NICER / ISS Science Nugget
for July 22, 2021
NICER Glimpses a Newborn Compact Object 200 million Light Years Away
When a massive star's core runs out of fuel and collapses under its own gravity, a spectacular explosion called a supernova results. While it has been theorized and generally assumed that core-collapse leads to the birth of a compact object -- either a neutron star or a black hole -- there has never been direct evidence for the formation of a compact object in the immediate aftermath of a supernova. This is presumably because, amid the debris created from the explosion, we would not have a clear line of sight to view the newborn compact object.
AT2018cow, first detected on 16 June 2018, was an explosion 200 million light years away. At its peak, it was 100 times brighter than typical core-collapse supernovae, which are powered by the decay of radioactive nickel produced in the explosion. AT2018cow's unusually high luminosity and bright X-ray emission could not be explained even with extreme amounts of radioactive nickel -- an additional source of energy must have been powering this supernova.
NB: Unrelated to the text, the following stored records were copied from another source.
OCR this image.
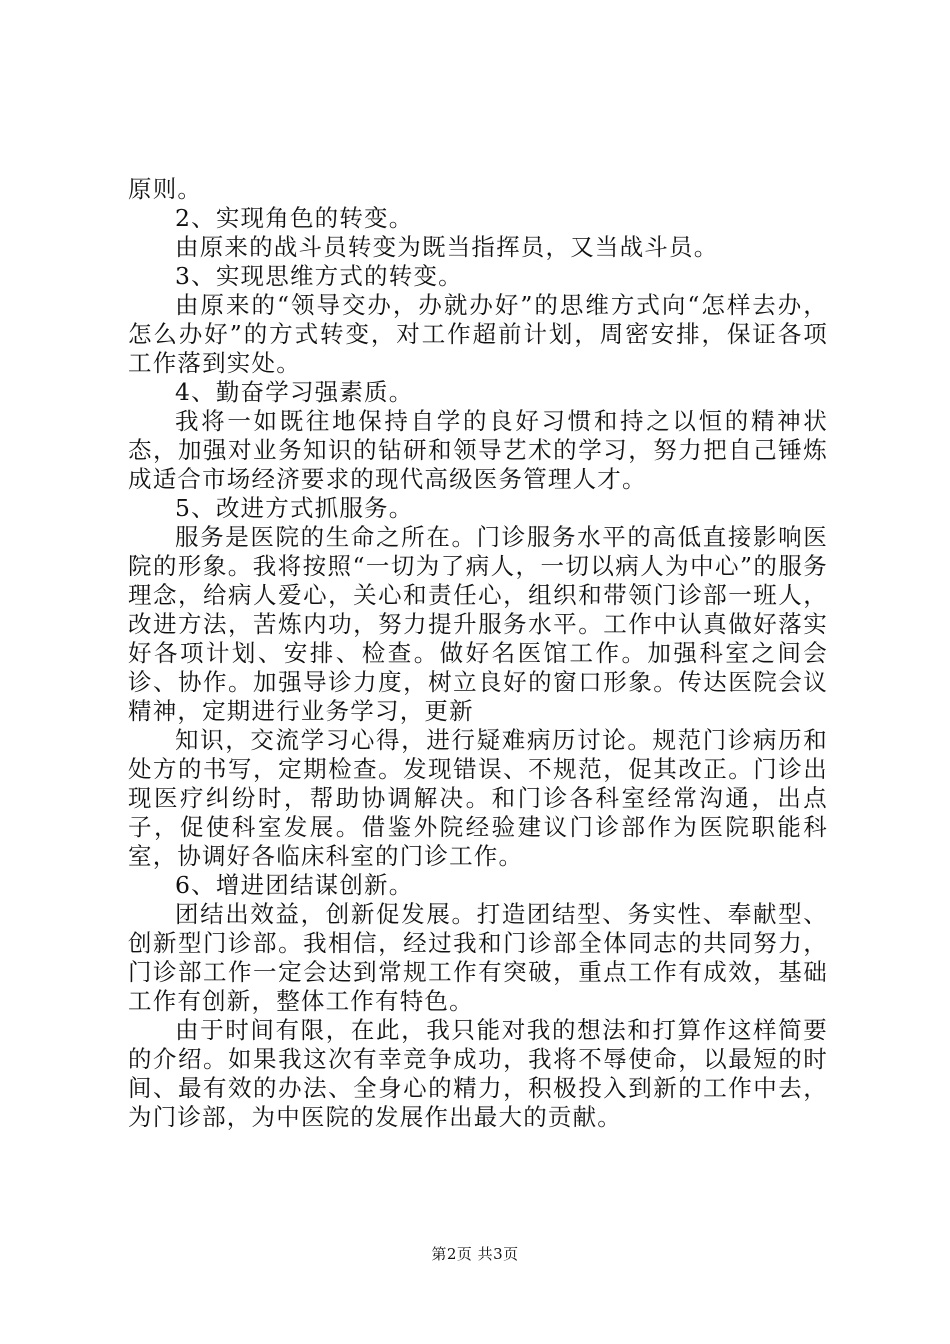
原则。

2、实现角色的转变。

由原来的战斗员转变为既当指挥员，又当战斗员。

3、实现思维方式的转变。

由原来的“领导交办，办就办好”的思维方式向“怎样去办，怎么办好”的方式转变，对工作超前计划，周密安排，保证各项工作落到实处。

4、勤奋学习强素质。

我将一如既往地保持自学的良好习惯和持之以恒的精神状态，加强对业务知识的钻研和领导艺术的学习，努力把自己锤炼成适合市场经济要求的现代高级医务管理人才。

5、改进方式抓服务。

服务是医院的生命之所在。门诊服务水平的高低直接影响医院的形象。我将按照“一切为了病人，一切以病人为中心”的服务理念，给病人爱心，关心和责任心，组织和带领门诊部一班人，改进方法，苦炼内功，努力提升服务水平。工作中认真做好落实好各项计划、安排、检查。做好名医馆工作。加强科室之间会诊、协作。加强导诊力度，树立良好的窗口形象。传达医院会议精神，定期进行业务学习，更新

知识，交流学习心得，进行疑难病历讨论。规范门诊病历和处方的书写，定期检查。发现错误、不规范，促其改正。门诊出现医疗纠纷时，帮助协调解决。和门诊各科室经常沟通，出点子，促使科室发展。借鉴外院经验建议门诊部作为医院职能科室，协调好各临床科室的门诊工作。

6、增进团结谋创新。

团结出效益，创新促发展。打造团结型、务实性、奉献型、创新型门诊部。我相信，经过我和门诊部全体同志的共同努力，门诊部工作一定会达到常规工作有突破，重点工作有成效，基础工作有创新，整体工作有特色。

由于时间有限，在此，我只能对我的想法和打算作这样简要的介绍。如果我这次有幸竞争成功，我将不辱使命，以最短的时间、最有效的办法、全身心的精力，积极投入到新的工作中去，为门诊部，为中医院的发展作出最大的贡献。

第2页 共3页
Several models were proposed for the mechanisms responsible for the additional luminosity, including a newborn compact object injecting the extra energy. An alternative was that AT2018cow could have been powered by accretion of gas onto a rare breed of middle-weight (a few hundred times the mass of our Sun) black hole, but high spatial-resolution observations at optical wavelengths showed that AT2018cow was located close to star forming regions within its host galaxy, favoring a core-collapse scenario. However, direct evidence for a compact object was missing.
NICER's observations of AT2018cow during its 2018 outburst have revealed a highly stable X-ray brightness oscillation with a period around 4.4 milliseconds (see Figure). Combining this rapid timescale with the fact that information cannot travel faster than the speed of light leads to a natural conclusion that there must be a compact object at the heart of AT2018cow. The false alarm probability of the signal is 1 in 5000. A paper describing this discovery, by DJ Pasham (MIT) and coauthors, has been accepted for publication in the journal Nature Astronomy. This work demonstrates NICER's unique potential to identify and study newborn black holes and neutron stars formed in some supernovae.
Figure: The NICER power density spectrum of AT2018cow showing variability power (vertical axis) vs. modulation frequency (horizontal axis). The strongest excess in power is near 224 Hz, or 4.44 milliseconds. The noise level is 2 and the false-alarm probability of this signal is 0.02%.